All the grand-daughters have big bunches of the tail feathers at home, and I, too, was sent home with a gorgeous sheaf of them (garnering me lots of attention at the Detroit airport). One of the peacocks likes to cross the road to visit the neighbor, who feeds him. (Why else would a peacock cross the road?) Though they mostly wander around independently, I'm told that when dusk falls they all wander back together and congregate in the big tree by the barn, where they roost for the evening. That's just where they like to be, come nightfall.
"What's that?" I asked my cousin, startled by the big white thing scuttling into the underbrush.
"Oh, just an albino peacock," she said dismissively. Then she noticed it had chicks with it, and took a little more interest.
Behind the house is a little ornamental fish pond that has, over the years, become a wonderland of amphibian life. (Once, years ago, it had a frog with a turquoise head living in it. We kids liked to imagine submitting pictures of it to National Geographic, or Ripley's Believe it or not - surely such a specimin deserved special attention.) A favorite activity of the grandchildren is frog-catching, though they also have the option of heading down to a bigger pond where the bluegills and sunfish are poised to gobble at their breadcrumb-loaded fishing lines.
This fellow was christened "Tiny Tim," which I suspect was not an intentional play on the name of its captor's rather tall father. Only one name really goes with "tiny," after all. He (the frog) was humanely ensconsed in a Tupperware of pond water until his later release.

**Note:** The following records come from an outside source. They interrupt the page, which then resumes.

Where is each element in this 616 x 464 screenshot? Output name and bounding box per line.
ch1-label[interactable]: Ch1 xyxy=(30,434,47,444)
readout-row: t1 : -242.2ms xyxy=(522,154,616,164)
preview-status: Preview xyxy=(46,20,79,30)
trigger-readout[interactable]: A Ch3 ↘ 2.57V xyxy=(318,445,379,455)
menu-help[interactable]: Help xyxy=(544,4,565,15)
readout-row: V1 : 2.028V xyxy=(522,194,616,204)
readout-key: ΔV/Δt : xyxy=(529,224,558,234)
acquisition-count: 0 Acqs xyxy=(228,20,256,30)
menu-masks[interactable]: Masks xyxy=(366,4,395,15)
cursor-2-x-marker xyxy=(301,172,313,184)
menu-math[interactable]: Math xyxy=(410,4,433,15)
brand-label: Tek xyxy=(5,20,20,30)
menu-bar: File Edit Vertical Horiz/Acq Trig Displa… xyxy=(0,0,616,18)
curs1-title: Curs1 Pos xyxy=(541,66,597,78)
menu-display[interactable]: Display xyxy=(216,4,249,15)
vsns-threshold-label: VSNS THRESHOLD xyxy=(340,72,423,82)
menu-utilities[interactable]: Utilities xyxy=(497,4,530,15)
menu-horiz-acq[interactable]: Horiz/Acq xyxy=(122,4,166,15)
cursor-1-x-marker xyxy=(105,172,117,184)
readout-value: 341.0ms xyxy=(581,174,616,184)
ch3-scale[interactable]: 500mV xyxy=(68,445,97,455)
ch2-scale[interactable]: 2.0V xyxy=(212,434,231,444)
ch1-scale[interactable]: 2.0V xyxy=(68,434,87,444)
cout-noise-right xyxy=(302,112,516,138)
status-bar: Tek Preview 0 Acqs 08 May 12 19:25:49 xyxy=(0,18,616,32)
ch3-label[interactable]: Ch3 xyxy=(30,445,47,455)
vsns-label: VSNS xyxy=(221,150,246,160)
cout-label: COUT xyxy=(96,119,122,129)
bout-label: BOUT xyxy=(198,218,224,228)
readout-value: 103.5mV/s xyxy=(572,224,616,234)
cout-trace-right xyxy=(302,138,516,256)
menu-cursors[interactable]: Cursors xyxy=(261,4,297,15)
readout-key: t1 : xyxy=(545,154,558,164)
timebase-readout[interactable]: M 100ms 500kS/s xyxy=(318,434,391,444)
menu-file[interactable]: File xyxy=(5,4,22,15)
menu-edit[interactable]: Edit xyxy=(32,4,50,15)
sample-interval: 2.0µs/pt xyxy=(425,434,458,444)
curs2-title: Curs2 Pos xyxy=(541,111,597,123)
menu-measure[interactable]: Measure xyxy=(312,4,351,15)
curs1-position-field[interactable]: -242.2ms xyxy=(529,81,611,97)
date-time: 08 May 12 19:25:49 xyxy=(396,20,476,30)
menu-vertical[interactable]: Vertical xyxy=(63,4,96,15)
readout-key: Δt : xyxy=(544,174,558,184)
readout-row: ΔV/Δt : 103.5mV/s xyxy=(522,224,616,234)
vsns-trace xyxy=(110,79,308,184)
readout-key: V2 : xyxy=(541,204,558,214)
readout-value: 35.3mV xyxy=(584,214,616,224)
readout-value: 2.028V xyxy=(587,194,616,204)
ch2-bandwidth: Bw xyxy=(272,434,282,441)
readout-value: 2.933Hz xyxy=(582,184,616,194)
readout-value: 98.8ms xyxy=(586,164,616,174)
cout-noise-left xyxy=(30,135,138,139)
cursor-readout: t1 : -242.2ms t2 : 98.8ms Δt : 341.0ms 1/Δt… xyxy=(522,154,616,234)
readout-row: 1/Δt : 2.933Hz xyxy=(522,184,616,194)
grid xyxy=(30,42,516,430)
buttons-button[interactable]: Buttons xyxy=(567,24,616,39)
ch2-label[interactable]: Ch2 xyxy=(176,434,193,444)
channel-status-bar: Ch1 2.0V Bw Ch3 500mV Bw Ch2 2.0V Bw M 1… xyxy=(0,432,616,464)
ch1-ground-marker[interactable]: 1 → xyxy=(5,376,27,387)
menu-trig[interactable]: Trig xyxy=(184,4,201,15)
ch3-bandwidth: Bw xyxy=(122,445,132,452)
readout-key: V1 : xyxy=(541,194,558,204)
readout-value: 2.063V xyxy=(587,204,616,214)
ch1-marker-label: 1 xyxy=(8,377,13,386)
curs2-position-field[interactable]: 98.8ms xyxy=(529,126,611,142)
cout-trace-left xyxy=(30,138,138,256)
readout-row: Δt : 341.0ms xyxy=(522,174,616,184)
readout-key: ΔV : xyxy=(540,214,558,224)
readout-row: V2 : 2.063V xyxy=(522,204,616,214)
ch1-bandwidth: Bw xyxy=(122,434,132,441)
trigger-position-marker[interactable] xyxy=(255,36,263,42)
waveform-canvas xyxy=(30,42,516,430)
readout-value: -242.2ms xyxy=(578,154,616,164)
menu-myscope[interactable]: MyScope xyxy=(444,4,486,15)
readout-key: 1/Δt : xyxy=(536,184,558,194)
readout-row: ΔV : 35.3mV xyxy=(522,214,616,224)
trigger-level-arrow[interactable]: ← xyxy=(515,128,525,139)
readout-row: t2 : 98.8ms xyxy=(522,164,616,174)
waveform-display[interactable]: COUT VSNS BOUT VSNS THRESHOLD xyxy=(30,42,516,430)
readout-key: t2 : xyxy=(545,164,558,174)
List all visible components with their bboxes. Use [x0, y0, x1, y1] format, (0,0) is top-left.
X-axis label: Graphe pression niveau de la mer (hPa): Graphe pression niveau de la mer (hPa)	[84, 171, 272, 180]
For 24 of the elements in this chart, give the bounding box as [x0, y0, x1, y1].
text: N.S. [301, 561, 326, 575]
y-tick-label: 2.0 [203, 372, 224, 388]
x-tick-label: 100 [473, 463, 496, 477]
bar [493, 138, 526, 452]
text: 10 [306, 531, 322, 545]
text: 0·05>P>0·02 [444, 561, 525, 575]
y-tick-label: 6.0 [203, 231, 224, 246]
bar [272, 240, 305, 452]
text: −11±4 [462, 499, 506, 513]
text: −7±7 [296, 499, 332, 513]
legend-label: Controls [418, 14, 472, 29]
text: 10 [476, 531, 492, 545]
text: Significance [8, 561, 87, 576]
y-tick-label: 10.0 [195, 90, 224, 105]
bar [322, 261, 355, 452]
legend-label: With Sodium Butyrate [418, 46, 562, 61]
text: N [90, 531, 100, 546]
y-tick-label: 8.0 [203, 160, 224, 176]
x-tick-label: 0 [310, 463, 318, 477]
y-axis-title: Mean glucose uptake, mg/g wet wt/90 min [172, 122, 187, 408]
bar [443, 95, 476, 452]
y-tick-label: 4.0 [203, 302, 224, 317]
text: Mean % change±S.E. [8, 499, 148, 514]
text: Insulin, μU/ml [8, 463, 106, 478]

The crown jewel of my uncle's Great Lakes menagerie would have to be the polar bear. Sorry, "Lost" fans, it is no longer living, but it still packs a nice punch for the unsuspecting. The barn is filled with taxidermied creatures, some purchased that way, some personally captured by the guys in the family, but this one, I believe, was procured from a local car dealership. The hair on its nose is worn away from years of fond petting from the children of prospective car buyers; otherwise, he is still quite majestic, if a little yellowed, and makes an excellent backdrop for family Christmas photos.
Look at my cousin, posing there in her running gear. She's not afraid! Albino peacocks, stuffed polar bears, whatever. It's all in a day's work on the farm.